A Decadent Festival

By Ann Fenech, on 15 June 2010

Cheltenham Science Festival 2010 is over. I am back in London and back to my research. However, I will definitely not forget the brilliant time I had there. So thanks to the UCL graduate school for that (and UCL communications for allowing me to write about it).

The festival was great on so many levels!

There was a real buzz in the place. There was something for everyone, be it entertaining science or intellectually stimulating activities for those wanting a bit more.

As I have mentioned a couple of times before, I was also surprised by how interactive the whole experience was. There was no intimidation for participating in anything, be it having a go at a demonstration, or asking questions during events.

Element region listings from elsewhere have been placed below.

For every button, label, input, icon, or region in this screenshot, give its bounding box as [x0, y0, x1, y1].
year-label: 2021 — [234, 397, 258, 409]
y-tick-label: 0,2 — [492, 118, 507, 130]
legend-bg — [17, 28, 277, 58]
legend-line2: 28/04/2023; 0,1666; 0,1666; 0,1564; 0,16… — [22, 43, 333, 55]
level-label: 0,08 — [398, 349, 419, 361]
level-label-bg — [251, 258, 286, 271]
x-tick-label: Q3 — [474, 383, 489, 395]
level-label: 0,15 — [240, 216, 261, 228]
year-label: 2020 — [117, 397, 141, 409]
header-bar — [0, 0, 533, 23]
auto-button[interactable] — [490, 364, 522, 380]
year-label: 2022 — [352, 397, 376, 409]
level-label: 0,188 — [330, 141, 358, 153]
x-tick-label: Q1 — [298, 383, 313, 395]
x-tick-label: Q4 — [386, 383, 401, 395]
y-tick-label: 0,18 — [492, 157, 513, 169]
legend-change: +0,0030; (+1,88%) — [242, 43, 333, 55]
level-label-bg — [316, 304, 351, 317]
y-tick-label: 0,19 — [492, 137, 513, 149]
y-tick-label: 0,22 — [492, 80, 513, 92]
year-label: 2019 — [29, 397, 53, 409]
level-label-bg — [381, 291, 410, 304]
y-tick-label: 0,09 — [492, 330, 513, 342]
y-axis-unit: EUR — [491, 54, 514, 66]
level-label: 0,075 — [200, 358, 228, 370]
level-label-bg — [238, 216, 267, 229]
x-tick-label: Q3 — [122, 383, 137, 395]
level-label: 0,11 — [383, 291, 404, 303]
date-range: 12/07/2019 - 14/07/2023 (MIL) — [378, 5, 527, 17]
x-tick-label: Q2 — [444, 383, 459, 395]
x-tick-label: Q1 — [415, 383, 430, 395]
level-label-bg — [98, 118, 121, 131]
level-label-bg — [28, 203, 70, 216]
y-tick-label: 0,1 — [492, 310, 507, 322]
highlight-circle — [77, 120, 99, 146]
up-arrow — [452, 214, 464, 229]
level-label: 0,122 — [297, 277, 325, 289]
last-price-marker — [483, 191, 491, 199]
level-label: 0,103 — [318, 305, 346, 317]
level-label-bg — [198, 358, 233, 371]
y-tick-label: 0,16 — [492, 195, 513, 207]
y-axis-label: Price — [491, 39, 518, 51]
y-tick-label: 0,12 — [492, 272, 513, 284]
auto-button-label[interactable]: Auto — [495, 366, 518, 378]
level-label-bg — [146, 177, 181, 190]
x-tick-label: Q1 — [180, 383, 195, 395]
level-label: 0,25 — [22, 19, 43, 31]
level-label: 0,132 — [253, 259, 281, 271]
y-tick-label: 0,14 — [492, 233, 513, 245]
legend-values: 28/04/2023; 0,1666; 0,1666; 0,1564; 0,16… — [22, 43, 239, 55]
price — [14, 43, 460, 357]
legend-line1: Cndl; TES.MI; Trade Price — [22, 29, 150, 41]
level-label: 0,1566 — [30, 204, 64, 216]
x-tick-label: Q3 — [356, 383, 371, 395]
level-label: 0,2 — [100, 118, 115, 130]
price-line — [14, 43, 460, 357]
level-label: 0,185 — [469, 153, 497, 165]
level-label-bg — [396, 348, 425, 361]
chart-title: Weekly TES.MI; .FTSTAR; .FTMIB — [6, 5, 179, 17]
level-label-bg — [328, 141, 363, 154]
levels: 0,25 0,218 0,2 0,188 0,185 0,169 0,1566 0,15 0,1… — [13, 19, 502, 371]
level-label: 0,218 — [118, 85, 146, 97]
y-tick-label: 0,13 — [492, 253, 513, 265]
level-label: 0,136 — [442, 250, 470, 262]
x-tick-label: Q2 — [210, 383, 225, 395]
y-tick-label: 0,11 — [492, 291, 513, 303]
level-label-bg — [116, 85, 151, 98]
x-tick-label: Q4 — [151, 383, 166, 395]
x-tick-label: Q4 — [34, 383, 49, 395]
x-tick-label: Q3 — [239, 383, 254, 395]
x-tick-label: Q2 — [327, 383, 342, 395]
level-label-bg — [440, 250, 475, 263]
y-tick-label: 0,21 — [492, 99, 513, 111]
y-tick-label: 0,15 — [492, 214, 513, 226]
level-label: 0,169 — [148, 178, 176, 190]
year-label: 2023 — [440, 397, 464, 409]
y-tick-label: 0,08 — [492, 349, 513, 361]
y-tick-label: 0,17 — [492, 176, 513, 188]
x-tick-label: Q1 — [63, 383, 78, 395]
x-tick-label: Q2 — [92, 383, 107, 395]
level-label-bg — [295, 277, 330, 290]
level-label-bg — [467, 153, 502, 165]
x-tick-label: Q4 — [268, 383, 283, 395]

A few events will definitely remain with me. First of all are the ‘demonstration-based’ shows, The Bigger Bang, Science vs Magic, but particularly Chemistry: A Volatile History. I don’t think any kid could have watched those and not themselves becoming excited at the prospect of becoming a scientist. Also, Heston Blumenthal in Conversation with Harold McGee: the questions asked were really all over the place, but both of them answered them in a brief but definitely entertaining way. The last show I wanted to flag up was The School for Gifted Children. It was hilarious, it was entertaining…and it was scientific. What shouldn’t you love about that?

I have returned with an enthusiasm for research, an enthusiasm for science…but most of all I have become infected with an enthusiasm for getting science out there to the public.

As the festival’s theme was ‘Decadence‘, I thought I would leave you with some of the festival’s decadent highlights. Expect lights, bangs…and science!

Final thoughts on today

By Christianne Guillotte, on 11 June 2010

Today was another action-packed and intriguing day. After attending the lecture on Carbon Trading, I went on to learn about chaos theory, dark matter, and molecular gastronomy.  Talk about an array of subjects! My mind is once again filled to the brim.

Chaos theory and dark matter are areas that I’ve researched quite a bit in my own time, and it was fascinating to hear expert opinions on the matters. Jim Al-Khalili is absolutely brilliant; his ability to make science understandable to the general public is unrivaled. No wonder he made a BBC special on chaos theory! I haven’t yet seen it, but I can’t wait to watch it.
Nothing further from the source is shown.